Our trike driver seemed lost for a while trying to find Batag Beach but we reached it after a short drive of about 3 kilometers. Surprisingly the roads we passed – even the minor ones – were all paved, even if the beaches were already a good distance away from the national highway. The way to Batag Beach is inside a resort that charged us P20 per person, still a good price considering the magnificent views we were taking in.
With its cream-colored sand, clear waters and rock formations, Batag is for us the most beautiful of all the beaches in Virac, with the possible exception of the next beach on this list. Low tide had again made swimming not practical here; move farther out from the shoreline and you encounter the strong surf that made Catanduanes such a popular surfing destination.
But the low tide had also exposed several marine creatures, some of them trapped in small pools created by depressions on the sea floor. During high tide this area would have been covered in aquamarine and turquoise waters – which is a common sight in the white-sand beaches we often visit – but this low tide phenomenon is a welcome variation.
It was almost lunch by the time we left Batag Beach but since there was no dining place in the area we decided to move on to the next beach on the list and just have lunch at our resort. Marilima Beach is almost adjacent to Batag Beach but is longer. Other visitors say it is the most beautiful beach in Virac. There are no entrance fees here.
Marilima actually combines the interesting features of Batag and Mamangal Beaches. It has easily visible sand ripples and clear waters that expose underwater marine life congregating around depressions on the sea floor.
Like the other beaches in Virac (and probably in the rest of Catanduanes) its sand is of the creamy white (some say golden) variety. On closer inspection, the sand is actually composed of off-white and orange particles resulting in a creamy or golden color. Some of these particles usually come from crushed corals of similar color.
After a brief tour of Marilima’s eastern end and its collection of yellow-colored outrigger boats it was time to say good-bye and return to our resort. There are actually two other beaches almost adjacent to Mailima: Magnesia del Norte and Magnesia del Sur (where Bosdak Beach Resort is located). We skipped these too; it was well past noon and we were too hungry at this point.

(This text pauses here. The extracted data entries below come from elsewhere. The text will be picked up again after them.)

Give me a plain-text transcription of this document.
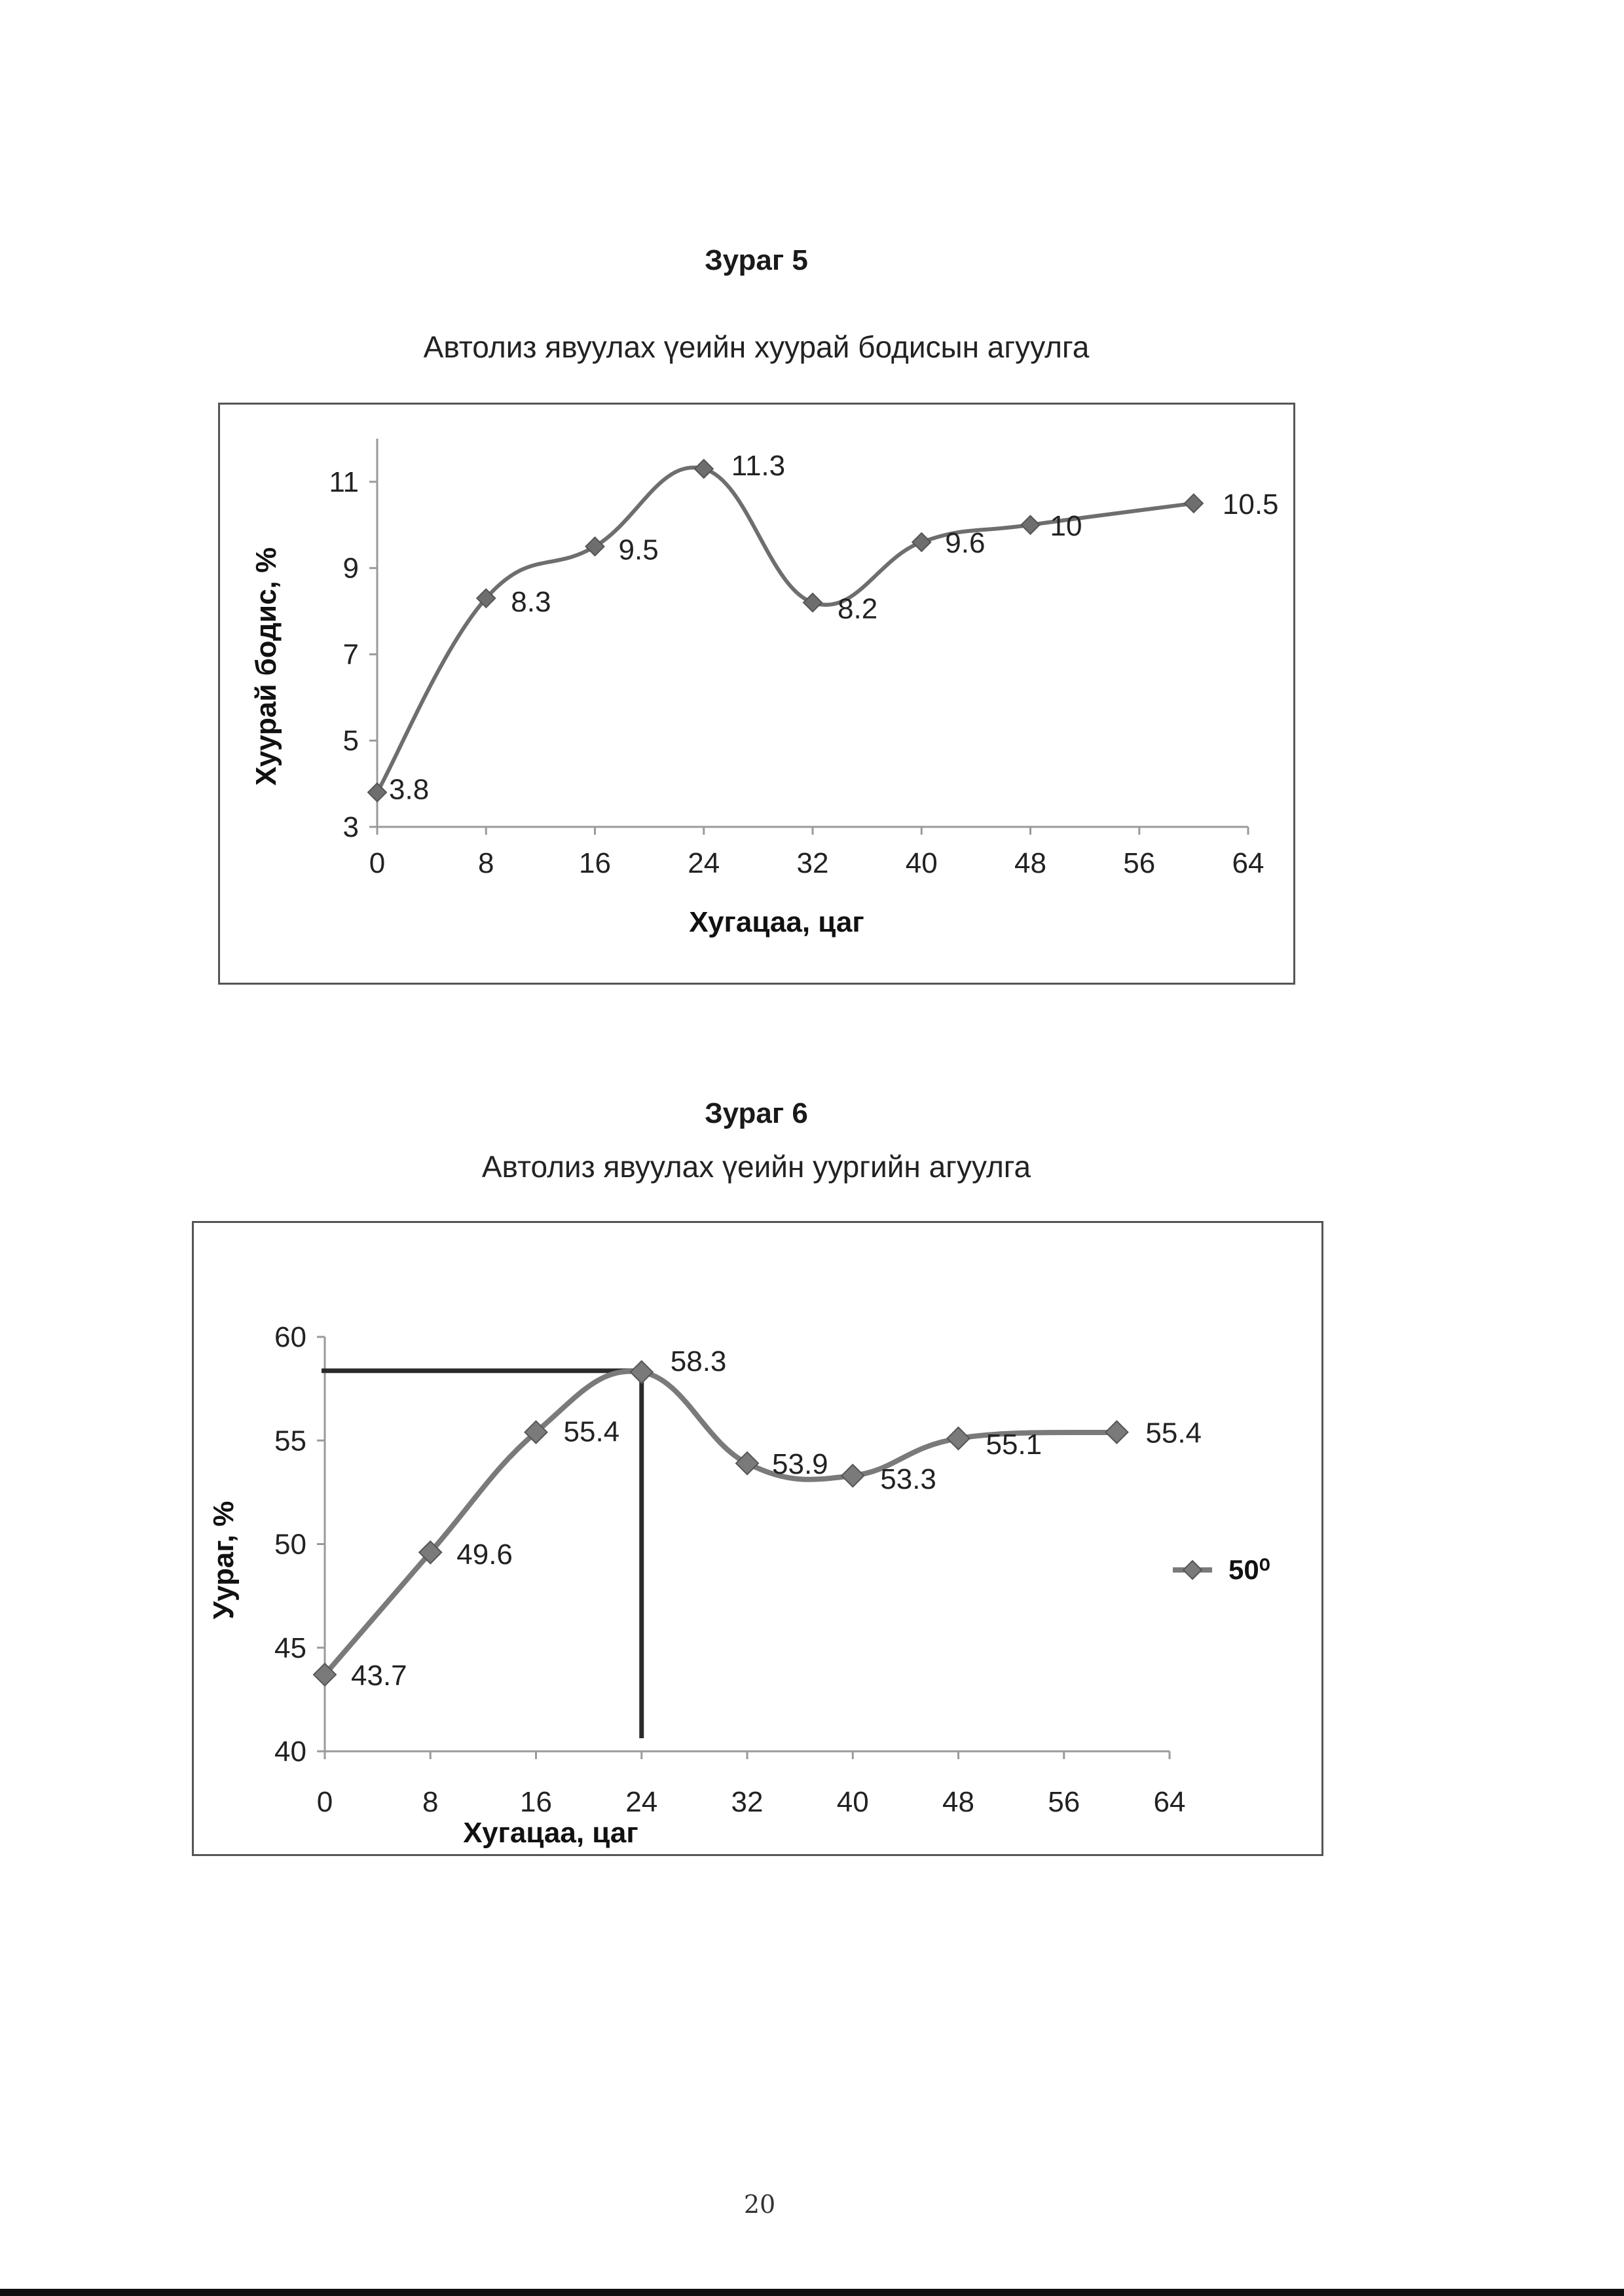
Зураг 5
Автолиз явуулах үеийн хуурай бодисын агуулга
3
5
7
9
11
0	8	16	24	32	40	48	56	64
Хугацаа, цаг
Хуурай бодис, %
3.8
8.3
9.5
11.3
8.2
9.6
10
10.5
Зураг 6
Автолиз явуулах үеийн уургийн агуулга
40
45
50
55
60
0	8	16	24	32	40	48	56	64
Хугацаа, цаг
Уураг, %
43.7
49.6
55.4
58.3
53.9 53.3
55.1	55.4
50⁰
20
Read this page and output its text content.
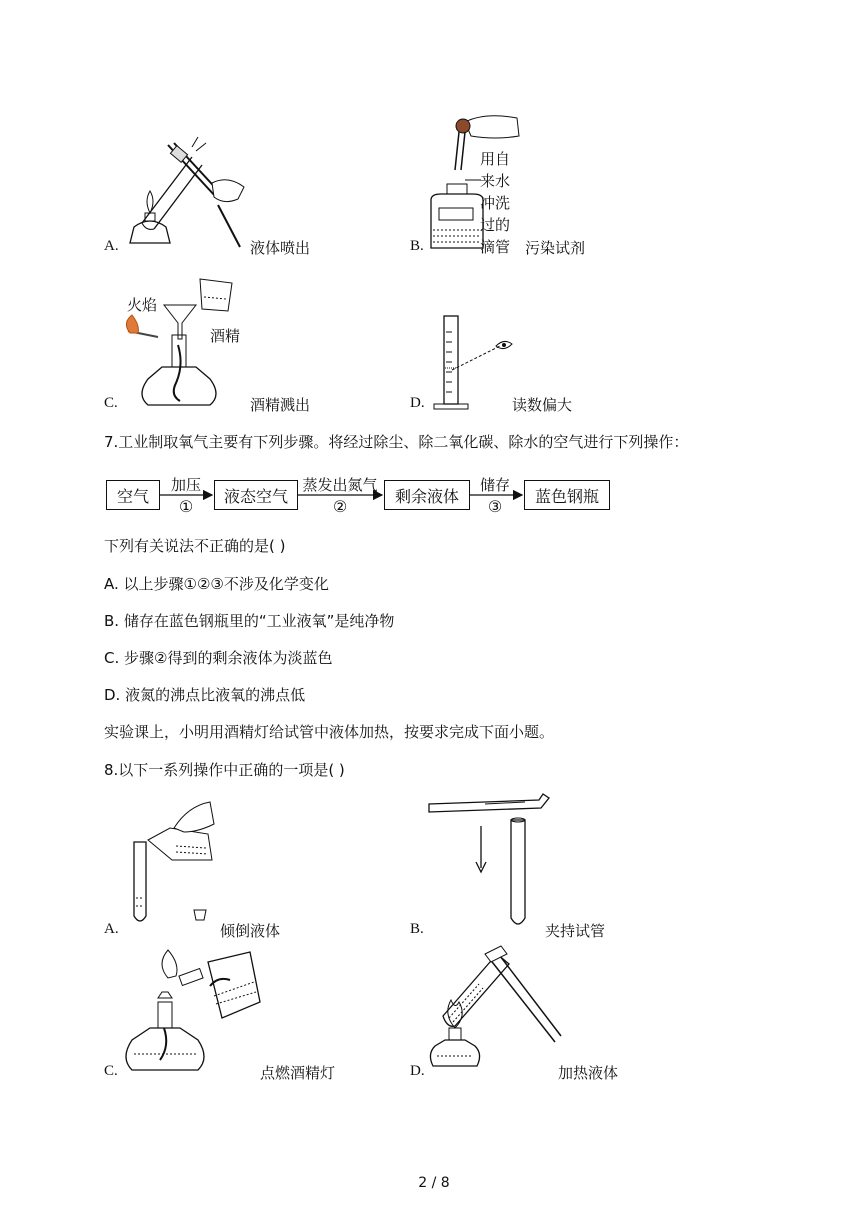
A.	液体喷出
用自
来水
冲洗
过的
滴管
B.	污染试剂
火焰
酒精
C.	酒精溅出	D.	读数偏大
7.工业制取氧气主要有下列步骤。将经过除尘、除二氧化碳、除水的空气进行下列操作：
空气	液态空气	剩余液体	蓝色钢瓶
加压
①
蒸发出氮气
②
储存
③
下列有关说法不正确的是( )
A. 以上步骤①②③不涉及化学变化
B. 储存在蓝色钢瓶里的“工业液氧”是纯净物
C. 步骤②得到的剩余液体为淡蓝色
D. 液氮的沸点比液氧的沸点低
实验课上，小明用酒精灯给试管中液体加热，按要求完成下面小题。
8.以下一系列操作中正确的一项是( )
A.	倾倒液体	B.	夹持试管
C.	点燃酒精灯	D.	加热液体
2 / 8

Our last stop was actually our resort: Twin Rock Beach Resort at Igang Beach. Igang Beach is often referred to as Twin Rock Beach after the resort’s name. It is the most developed of all the beaches in Virac but has remained relatively clean.
As the name suggests, there are huge rock formations located on both ends of the beach. Twin Rock probably refers to the two huge rock outcrops located well off the shoreline at Igang Beach’s southern end.
There is another group of smaller rock formations on this beach’s northern end which became our favorite for taking sunset shots. Beside the rock formations is a deep pool which have become popular as a diving spot; the resort even added a diving board here.
With so many natural spots to see in Virac it was not surprising that we hardly had any time to tour the town center which was almost 10 kilometers away from our resort. (We were supposed to visit Hicming Falls also but ran out of time.) We did find time to go there during our last day in Catanduanes, venturing to the city center for lunch – and to try to get stronger phone signals for surfing.
TIP: If you’re visiting Virac make sure to drop by Virac Town Center, head up to Blue Café and try their laing pasta. It’s a unique and surprisingly delicious dish.